Tuesday, August 18, 2009

FORMER LUSH IN RECOVERY


Mt. St. Helens is 1300 feet shorter than she was in 1980 before being cracked by an earthquake that created a horizontal blast of millions of tons of debris, ash and hot singing winds. Mt. St. Helens is 29 years into recovery.
The eruption began with a debris avalanche that buried 14 miles of river valley to an average depth of 150 feet.
The blast killed trees up to 17 miles north of the volcano.
A vertical ash eruption rose to a height of 15 miles above the crater and spewed for 9 hours.
Fiery flows of pumice, hot gasses, cement like slurries and boulders moved into the valley north of the crater.
It changed forever the landscape and the importance of the Gifford Pinchot National Forest.
The area around Mt. St. Helens was a veritable moonscape of flattened dead trees, eerily all fallen in one direction. Trees beyond that perimeter were scorched to death and many of those dead won't give up their hold and stand today as monster spars.

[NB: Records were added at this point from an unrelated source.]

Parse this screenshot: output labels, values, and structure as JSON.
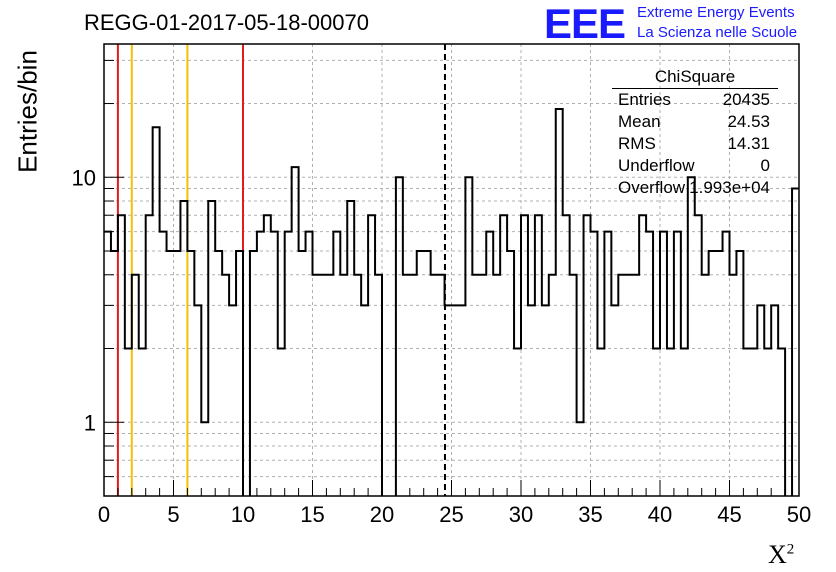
{
  "header": {
    "run_title": "REGG-01-2017-05-18-00070",
    "logo_text": "EEE",
    "brand_line1": "Extreme Energy Events",
    "brand_line2": "La Scienza nelle Scuole"
  },
  "stats_box": {
    "title": "ChiSquare",
    "rows": [
      {
        "key": "Entries",
        "value": "20435"
      },
      {
        "key": "Mean",
        "value": "24.53"
      },
      {
        "key": "RMS",
        "value": "14.31"
      },
      {
        "key": "Underflow",
        "value": "0"
      },
      {
        "key": "Overflow",
        "value": "1.993e+04"
      }
    ]
  },
  "chart_data": {
    "type": "histogram",
    "xlabel": "X",
    "xlabel_sup": "2",
    "ylabel": "Entries/bin",
    "xlim": [
      0,
      50
    ],
    "ylim": [
      0.5,
      35
    ],
    "yscale": "log",
    "grid": true,
    "bin_width": 0.5,
    "x_ticks": [
      0,
      5,
      10,
      15,
      20,
      25,
      30,
      35,
      40,
      45,
      50
    ],
    "y_ticks": [
      1,
      10
    ],
    "bin_contents": [
      6,
      5,
      7,
      2,
      4,
      2,
      7,
      16,
      6,
      5,
      5,
      8,
      5,
      3,
      1,
      8,
      5,
      4,
      3,
      5,
      0,
      5,
      6,
      7,
      6,
      2,
      6,
      11,
      5,
      6,
      4,
      4,
      4,
      6,
      4,
      8,
      4,
      3,
      7,
      4,
      0,
      0,
      10,
      4,
      4,
      5,
      5,
      4,
      4,
      3,
      3,
      3,
      10,
      4,
      4,
      6,
      4,
      7,
      5,
      2,
      7,
      3,
      7,
      3,
      4,
      19,
      7,
      4,
      1,
      7,
      6,
      2,
      6,
      3,
      4,
      4,
      4,
      7,
      6,
      2,
      6,
      2,
      6,
      2,
      10,
      7,
      4,
      5,
      5,
      6,
      4,
      5,
      2,
      2,
      3,
      2,
      3,
      2,
      0,
      9
    ],
    "vertical_lines": [
      {
        "x": 1.0,
        "color": "#e41a1c",
        "style": "solid"
      },
      {
        "x": 2.0,
        "color": "#f5c000",
        "style": "solid"
      },
      {
        "x": 6.0,
        "color": "#f5c000",
        "style": "solid"
      },
      {
        "x": 10.0,
        "color": "#e41a1c",
        "style": "solid"
      },
      {
        "x": 24.53,
        "color": "#000000",
        "style": "dashed"
      }
    ],
    "histogram_color": "#000000"
  }
}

In 1982, congress made the area a monument to study the geologic affects of the volcano for education and provide the public access to the area. There are 200 hiking trails, new lakes, an interpretive trail telling the tale as you drive the road to the last overlook at Windy Ridge. A non-profit institute also works to provide visitors with information and recreational opportunities.
With beautiful weather, 84 degrees, we followed the interpretive trail for stunning views of the landscape of recovery.
At Spirit Lake, log jams 600 feet deep are still visible.
A rusted car where one miner died is still on the trail.
This is a must visit for anyone traveling in this area. 150 new lakes were formed by the volcano's eruption. There are 200 hiking trails for visitors. The U.S. Study has had many areas replanted and some are left to recoop without assistance and the comparisons are stark. The wildflowers and small plants have made a beautiful comeback on their own everywhere. The monster spars have a beauty of their own.

My partner, Jim visited Mt. St. Helens in 1985 when recovery was 5 years young and has eleven pictures showing the process of recovery at an earlier time to compare with pictures from our visit yesterday at http://ramblinmanjimj.wordpress.com. Signal is difficult and my 16 pictures wouldn't load into an album.
It defies reason why one computer will load photos and another won't when sitting side by side. Electronics. Who can understand them?